Fiscal Council says 2011 budget lacks transparency

MTI
November 8, 2010

Hungary's independent Fiscal Council says the 2011 budget draft submitted to Parliament a week earlier does not show in sufficient detail how the government arrived at the main budget figures from its macroeconomic assumptions, thus significantly restricting transparency, but it projected the budget deficit would still fall.

The government's macroeconomic assumptions are not entirely in line with the main budget figures, especially in the case of public sector wage expenditures, the Council said. Central budget wage expenditures do not show the decrease that would be warranted by the macroeconomic assumptions, it explained.

The Council said the budget deficit would fall to 3.7 percent of GDP in 2010, also under the 3.8 percent government target.

It took into account revenue from crisis taxes on the banking, energy, trade and telecommunications sectors as well as income from mandatory private pension fund transfers and the assets of members of those funds who choose to join the state pension fund.

Rechanneling a part of household savings -- with the pension measures -- hurts both the transparency and the sustainability of the budget as it obscures the actual increase of the deficit, the Council said.

The Council said that reserves in the 2011 budget were down 45 percent from the original 2010 projections. The 2011 reserves will fall to the lowest level since 2006 after years of growth, it added.

The Council noted that the budget bill does not contain a consolidated balance of the central government as in the previous year.

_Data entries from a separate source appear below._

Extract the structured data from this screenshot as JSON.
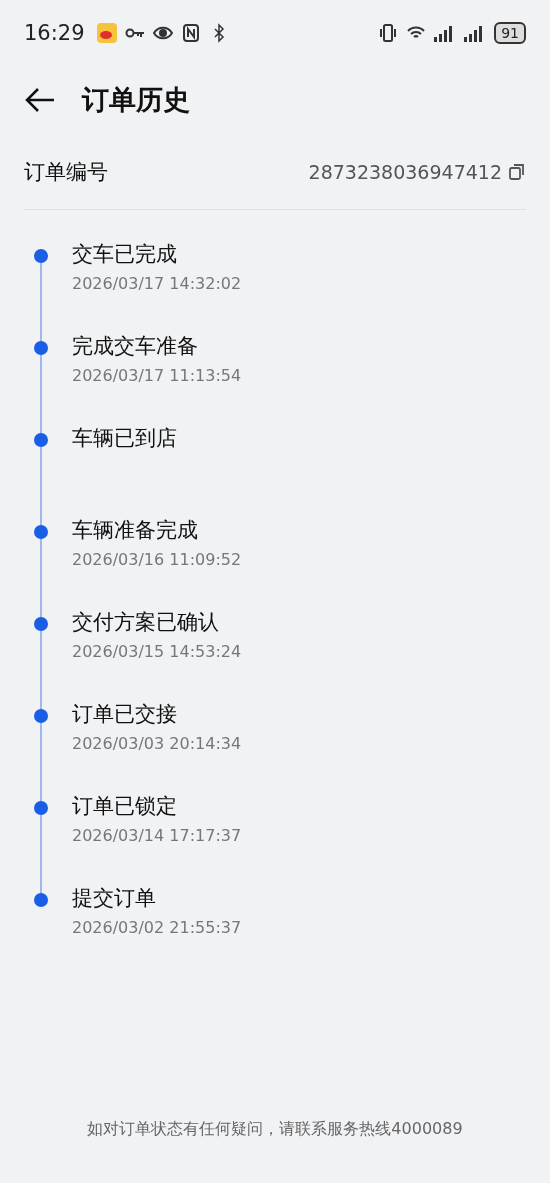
{
  "status_bar": {
    "time": "16:29",
    "battery": "91"
  },
  "header": {
    "title": "订单历史"
  },
  "order": {
    "label": "订单编号",
    "number": "2873238036947412"
  },
  "timeline": [
    {
      "title": "交车已完成",
      "time": "2026/03/17 14:32:02"
    },
    {
      "title": "完成交车准备",
      "time": "2026/03/17 11:13:54"
    },
    {
      "title": "车辆已到店"
    },
    {
      "title": "车辆准备完成",
      "time": "2026/03/16 11:09:52"
    },
    {
      "title": "交付方案已确认",
      "time": "2026/03/15 14:53:24"
    },
    {
      "title": "订单已交接",
      "time": "2026/03/03 20:14:34"
    },
    {
      "title": "订单已锁定",
      "time": "2026/03/14 17:17:37"
    },
    {
      "title": "提交订单",
      "time": "2026/03/02 21:55:37"
    }
  ],
  "footer": {
    "note": "如对订单状态有任何疑问，请联系服务热线4000089"
  }
}
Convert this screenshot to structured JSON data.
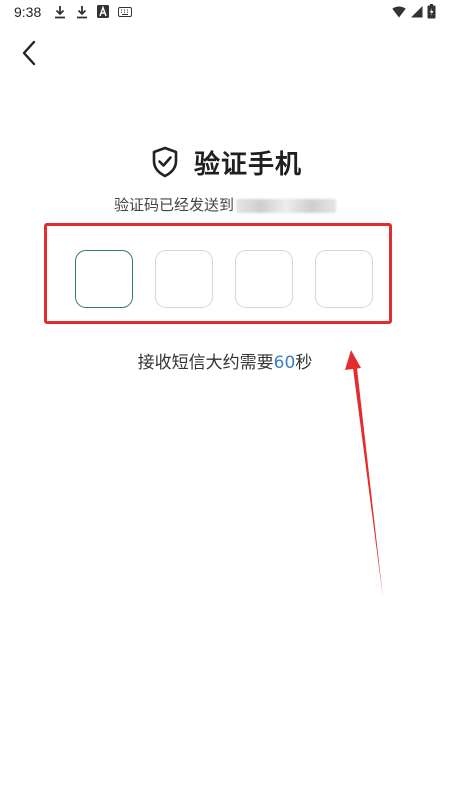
{
  "status_bar": {
    "time": "9:38",
    "left_icons": [
      "download-icon",
      "download-icon",
      "app-icon",
      "keyboard-icon"
    ],
    "right_icons": [
      "wifi-icon",
      "signal-icon",
      "battery-icon"
    ]
  },
  "header": {
    "back_icon": "chevron-left-icon"
  },
  "verify": {
    "shield_icon": "shield-check-icon",
    "title": "验证手机",
    "subtitle_prefix": "验证码已经发送到",
    "code_boxes": [
      "",
      "",
      "",
      ""
    ],
    "hint_prefix": "接收短信大约需要",
    "countdown": "60",
    "hint_suffix": "秒"
  },
  "colors": {
    "accent": "#3a7fc4",
    "active_box_border": "#2f7a70",
    "annotation_red": "#e32c2c"
  }
}
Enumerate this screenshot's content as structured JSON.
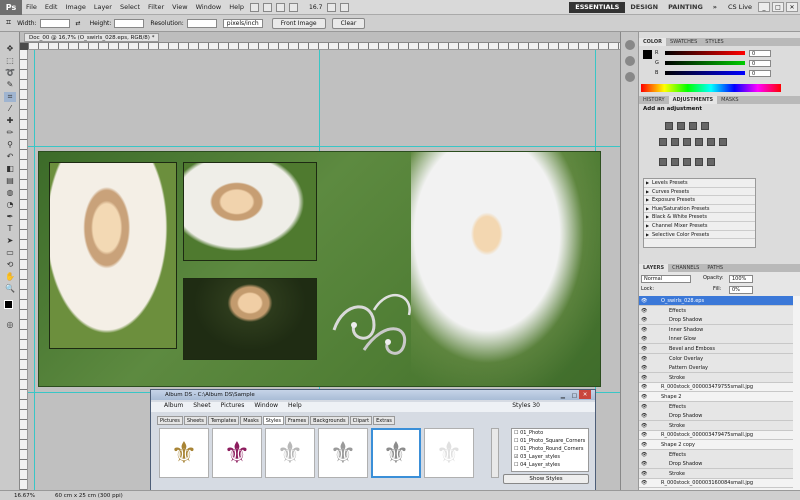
{
  "app": {
    "logo": "Ps"
  },
  "menubar": {
    "items": [
      "File",
      "Edit",
      "Image",
      "Layer",
      "Select",
      "Filter",
      "View",
      "Window",
      "Help"
    ],
    "zoom": "16.7",
    "workspaces": {
      "essentials": "ESSENTIALS",
      "design": "DESIGN",
      "painting": "PAINTING"
    },
    "cslive": "CS Live"
  },
  "options": {
    "width_label": "Width:",
    "height_label": "Height:",
    "resolution_label": "Resolution:",
    "res_unit": "pixels/inch",
    "front_image": "Front Image",
    "clear": "Clear"
  },
  "document": {
    "tab": "Doc_00 @ 16,7% (O_swirls_028.eps, RGB/8) *"
  },
  "status": {
    "zoom": "16.67%",
    "size": "60 cm x 25 cm (300 ppi)"
  },
  "color_panel": {
    "tabs": [
      "COLOR",
      "SWATCHES",
      "STYLES"
    ],
    "r": {
      "label": "R",
      "value": "0"
    },
    "g": {
      "label": "G",
      "value": "0"
    },
    "b": {
      "label": "B",
      "value": "0"
    }
  },
  "adjust_panel": {
    "tabs": [
      "HISTORY",
      "ADJUSTMENTS",
      "MASKS"
    ],
    "heading": "Add an adjustment",
    "presets": [
      "Levels Presets",
      "Curves Presets",
      "Exposure Presets",
      "Hue/Saturation Presets",
      "Black & White Presets",
      "Channel Mixer Presets",
      "Selective Color Presets"
    ]
  },
  "layers_panel": {
    "tabs": [
      "LAYERS",
      "CHANNELS",
      "PATHS"
    ],
    "blend": "Normal",
    "opacity_label": "Opacity:",
    "opacity": "100%",
    "lock_label": "Lock:",
    "fill_label": "Fill:",
    "fill": "0%",
    "rows": [
      {
        "name": "O_swirls_028.eps",
        "kind": "sel"
      },
      {
        "name": "Effects",
        "kind": "eff"
      },
      {
        "name": "Drop Shadow",
        "kind": "eff"
      },
      {
        "name": "Inner Shadow",
        "kind": "eff"
      },
      {
        "name": "Inner Glow",
        "kind": "eff"
      },
      {
        "name": "Bevel and Emboss",
        "kind": "eff"
      },
      {
        "name": "Color Overlay",
        "kind": "eff"
      },
      {
        "name": "Pattern Overlay",
        "kind": "eff"
      },
      {
        "name": "Stroke",
        "kind": "eff"
      },
      {
        "name": "R_000stock_000003479755small.jpg",
        "kind": "layer"
      },
      {
        "name": "Shape 2",
        "kind": "layer"
      },
      {
        "name": "Effects",
        "kind": "eff"
      },
      {
        "name": "Drop Shadow",
        "kind": "eff"
      },
      {
        "name": "Stroke",
        "kind": "eff"
      },
      {
        "name": "R_000stock_000003479475small.jpg",
        "kind": "layer"
      },
      {
        "name": "Shape 2 copy",
        "kind": "layer"
      },
      {
        "name": "Effects",
        "kind": "eff"
      },
      {
        "name": "Drop Shadow",
        "kind": "eff"
      },
      {
        "name": "Stroke",
        "kind": "eff"
      },
      {
        "name": "R_000stock_000003160084small.jpg",
        "kind": "layer"
      }
    ]
  },
  "album": {
    "title": "Album DS  -  C:\\Album DS\\Sample",
    "menu": [
      "Album",
      "Sheet",
      "Pictures",
      "Window",
      "Help"
    ],
    "styles_count": "Styles 30",
    "tabs": [
      "Pictures",
      "Sheets",
      "Templates",
      "Masks",
      "Styles",
      "Frames",
      "Backgrounds",
      "Clipart",
      "Extras"
    ],
    "active_tab": "Styles",
    "thumb_colors": [
      "#a88435",
      "#8d1d5e",
      "#b8b8b8",
      "#9a9a9a",
      "#8c8c8c",
      "#e0e0e0"
    ],
    "style_items": [
      "01_Photo",
      "01_Photo_Square_Corners",
      "01_Photo_Round_Corners",
      "03_Layer_styles",
      "04_Layer_styles"
    ],
    "show_styles": "Show Styles"
  }
}
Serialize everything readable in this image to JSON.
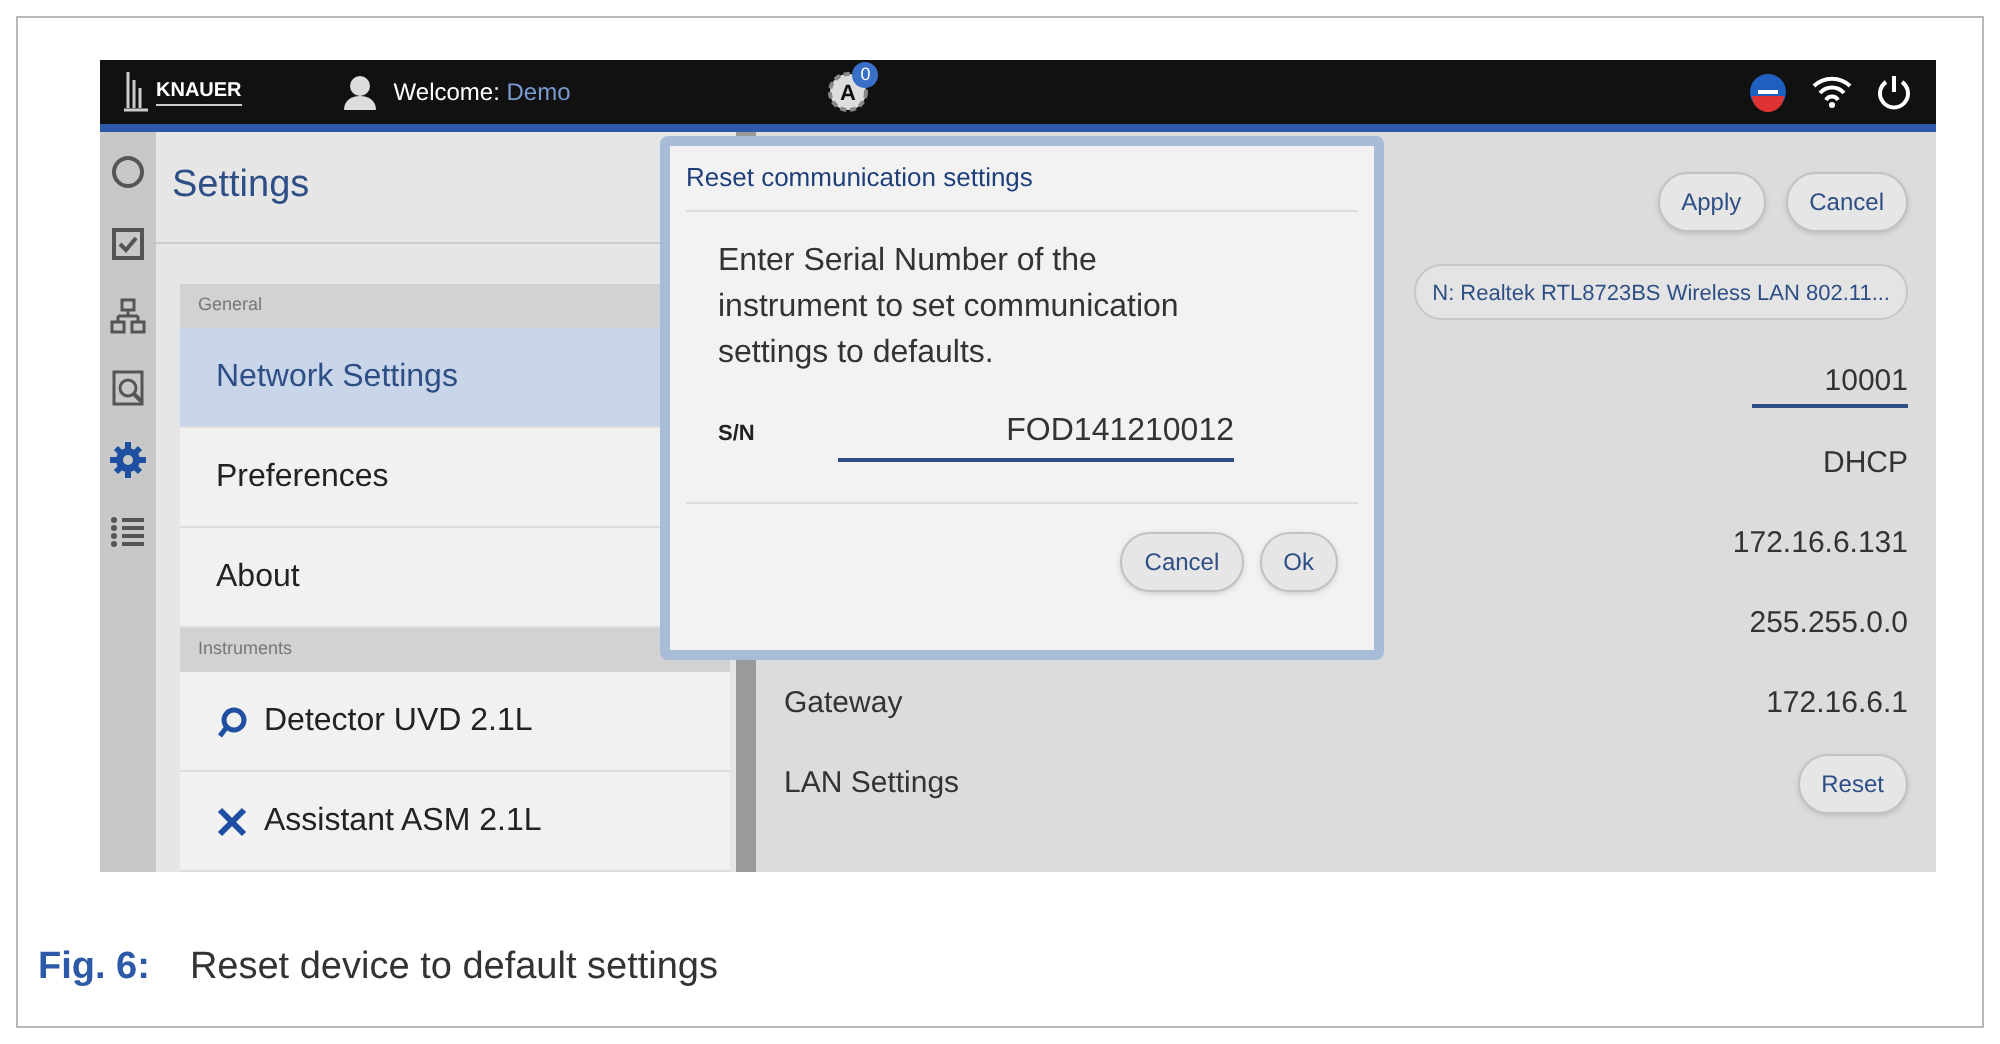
{
  "top_bar": {
    "brand": "KNAUER",
    "welcome_label": "Welcome:",
    "user": "Demo",
    "badge": "0",
    "app_letter": "A"
  },
  "rail": [
    {
      "kind": "ring",
      "selected": false
    },
    {
      "kind": "check",
      "selected": false
    },
    {
      "kind": "tree",
      "selected": false
    },
    {
      "kind": "search",
      "selected": false
    },
    {
      "kind": "gear",
      "selected": true
    },
    {
      "kind": "list",
      "selected": false
    }
  ],
  "settings_title": "Settings",
  "sections": [
    {
      "header": "General",
      "items": [
        {
          "label": "Network Settings",
          "selected": true
        },
        {
          "label": "Preferences",
          "selected": false
        },
        {
          "label": "About",
          "selected": false
        }
      ]
    },
    {
      "header": "Instruments",
      "items": [
        {
          "label": "Detector UVD 2.1L",
          "kind": "detector",
          "selected": false
        },
        {
          "label": "Assistant ASM 2.1L",
          "kind": "assistant",
          "selected": false
        }
      ]
    }
  ],
  "actions": [
    "Apply",
    "Cancel"
  ],
  "adapter": "N: Realtek RTL8723BS Wireless LAN 802.11...",
  "rows": [
    {
      "kind": "input",
      "value": "10001"
    },
    {
      "kind": "text",
      "value": "DHCP"
    },
    {
      "kind": "text",
      "value": "172.16.6.131"
    },
    {
      "kind": "text",
      "value": "255.255.0.0"
    },
    {
      "kind": "text",
      "label": "Gateway",
      "value": "172.16.6.1"
    },
    {
      "kind": "button",
      "label": "LAN Settings",
      "value": "Reset"
    }
  ],
  "dialog": {
    "title": "Reset communication settings",
    "message": "Enter Serial Number of the instrument to set communication settings to defaults.",
    "field_label": "S/N",
    "value": "FOD141210012",
    "buttons": [
      "Cancel",
      "Ok"
    ]
  },
  "caption": {
    "number": "Fig. 6:",
    "text": "Reset device to default settings"
  }
}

The Council's fresh macroeconomic projections for 2011 were not as optimistic as the government's. The Council put GDP growth at 2.8 percent in 2011, under the government's 3.0 percent projection. The Council sees household consumption rising just 2.6 percent compared to the government forecast of 3.9 percent. The Council sees average annual inflation reaching 3.7 percent in 2011, while the government projects it will rise to 3.5 percent.